Tina Holberg Pihl, DVM, PhD, associate professor of medicine and surgery at the University of Copenhagen’s Department of Large Animal Sciences, performed the study in collaboration with practitioners at the University of Pretoria, in South Africa. She presented her results at the 2017 International Equine Colic Research Symposium, held July 18-20, in Lexington, Kentucky.

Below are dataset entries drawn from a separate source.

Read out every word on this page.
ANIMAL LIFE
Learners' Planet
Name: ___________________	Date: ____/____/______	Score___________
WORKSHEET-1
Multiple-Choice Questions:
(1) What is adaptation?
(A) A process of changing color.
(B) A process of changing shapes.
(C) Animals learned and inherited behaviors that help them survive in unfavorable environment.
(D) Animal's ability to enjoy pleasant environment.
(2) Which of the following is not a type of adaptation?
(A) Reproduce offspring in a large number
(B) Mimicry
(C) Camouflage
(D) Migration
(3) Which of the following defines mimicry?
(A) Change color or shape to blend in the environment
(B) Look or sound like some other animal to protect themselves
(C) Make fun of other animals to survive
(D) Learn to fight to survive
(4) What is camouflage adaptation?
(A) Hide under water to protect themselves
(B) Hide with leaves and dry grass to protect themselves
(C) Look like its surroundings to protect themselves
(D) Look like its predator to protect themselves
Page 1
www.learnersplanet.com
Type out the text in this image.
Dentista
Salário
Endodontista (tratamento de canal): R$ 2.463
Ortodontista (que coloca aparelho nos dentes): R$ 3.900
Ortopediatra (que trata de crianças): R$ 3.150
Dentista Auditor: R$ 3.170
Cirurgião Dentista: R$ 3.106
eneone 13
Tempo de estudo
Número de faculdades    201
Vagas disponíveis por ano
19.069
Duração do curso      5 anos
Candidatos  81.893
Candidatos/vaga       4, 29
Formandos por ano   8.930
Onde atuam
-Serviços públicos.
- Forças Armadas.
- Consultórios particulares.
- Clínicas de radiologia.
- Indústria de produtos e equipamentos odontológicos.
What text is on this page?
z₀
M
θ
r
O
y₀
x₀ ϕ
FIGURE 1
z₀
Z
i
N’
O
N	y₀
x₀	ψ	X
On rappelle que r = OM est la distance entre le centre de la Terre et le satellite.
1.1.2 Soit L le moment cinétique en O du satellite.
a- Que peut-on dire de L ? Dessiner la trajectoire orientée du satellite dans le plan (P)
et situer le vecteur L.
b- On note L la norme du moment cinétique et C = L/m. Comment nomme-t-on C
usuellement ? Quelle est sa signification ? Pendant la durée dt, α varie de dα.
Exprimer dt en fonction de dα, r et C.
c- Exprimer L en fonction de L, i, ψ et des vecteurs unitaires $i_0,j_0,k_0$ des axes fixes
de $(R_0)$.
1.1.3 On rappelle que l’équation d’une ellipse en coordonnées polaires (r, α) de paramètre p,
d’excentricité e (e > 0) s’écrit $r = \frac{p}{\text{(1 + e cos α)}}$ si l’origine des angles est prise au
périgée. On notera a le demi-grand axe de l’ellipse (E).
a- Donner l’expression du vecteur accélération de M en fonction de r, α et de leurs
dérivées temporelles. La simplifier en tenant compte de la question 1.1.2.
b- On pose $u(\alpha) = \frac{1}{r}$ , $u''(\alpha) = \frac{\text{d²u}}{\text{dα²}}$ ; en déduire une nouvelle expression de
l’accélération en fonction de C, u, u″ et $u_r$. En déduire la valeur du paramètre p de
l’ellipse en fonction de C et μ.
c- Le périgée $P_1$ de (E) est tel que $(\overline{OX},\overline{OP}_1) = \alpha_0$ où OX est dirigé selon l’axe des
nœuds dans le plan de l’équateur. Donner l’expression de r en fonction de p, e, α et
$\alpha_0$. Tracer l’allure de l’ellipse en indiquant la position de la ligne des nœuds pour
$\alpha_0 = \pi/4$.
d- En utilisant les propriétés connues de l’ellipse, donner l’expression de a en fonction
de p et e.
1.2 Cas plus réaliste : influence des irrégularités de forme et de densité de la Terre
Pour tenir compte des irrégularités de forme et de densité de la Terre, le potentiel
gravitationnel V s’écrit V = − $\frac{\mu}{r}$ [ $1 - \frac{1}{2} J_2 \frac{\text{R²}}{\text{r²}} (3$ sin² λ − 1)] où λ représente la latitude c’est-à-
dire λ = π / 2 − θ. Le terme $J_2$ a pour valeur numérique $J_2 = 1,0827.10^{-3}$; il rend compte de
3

“We wanted to see if acute phase proteins are adding something to what we are already looking at,” she said. “We don’t need another test (if it’s not useful).”
Pihl explained that APPs are elevated in horses with severe colic, and researchers already know there’s an association between blood APP concentrations and survival. “Larger studies evaluating the prognostic value of APPs are, however, lacking,” she said. “I wanted to see if serum amyloid A and haptoglobin in blood and peritoneal fluid and fibrinogen (in blood) could give a prognosis in these horses.”
First, here’s a quick primer on these liver-produced proteins:
Haptoglobin binds with hemoglobin, a protein inside red blood cells that’s released when red blood cells are destroyed (a normal part of their life cycle). If the destruction of red blood cells outpaces production, haptoglobin levels drop because the liver can’t keep up. Haptoglobin production in the liver increases slowly in response to acute inflammation.
Serum amyloid A (SAA) helps the immune system fight infection early in the course of disease. Levels are either undetectable or very low in normal, healthy horses, but they can rise 100 to 1,000 times higher than baseline in horses fighting an inflammatory condition.
Fibrinogen plays a major role in blood clotting and functions in the inflammatory process by converting to fibrin, which serves to localize an invasive disease process. Levels generally rise in sick horses.
Pihl and her team included 551 horses admitted with acute colic signs at the University of Copenhagen and the University of Pretoria. Veterinarians collected blood samples and/or peritoneal (abdominal cavity) fluid from the horses, freezing the samples and sending them for automated testing.
They did not include horses with inflammation unrelated to the abdomen—for example, one horse had a large wound—and, ultimately, they excluded 87 horses that didn’t meet study criteria. Thirty-nine percent required surgery, and 20% of those horses did not survive to hospital discharge.
It turned out that SAA in serum and peritoneal fluid and haptoglobin in peritoneal fluid were the only test results significantly associated of nonsurvival. Ultimately, the researchers optimized a predictive model for nonsurvival that includes a combination of serum SAA, plasma fibrinogen, mucous membrane color, body temperature, gastric reflux greater than 5 L, plasma lactate, hematocrit, and peritoneal fluid hemolysis (red blood cell destruction).
“Measuring acute phase proteins at admission can improve the ability to classify the horses as survivors and nonsurvivors,” she said. “Serum amyloid A measured in the blood performed the best of the acute phase proteins. Measuring SAA in serum can improve the ability to predict prognosis in horses with acute colic as survivors or nonsurvivors.”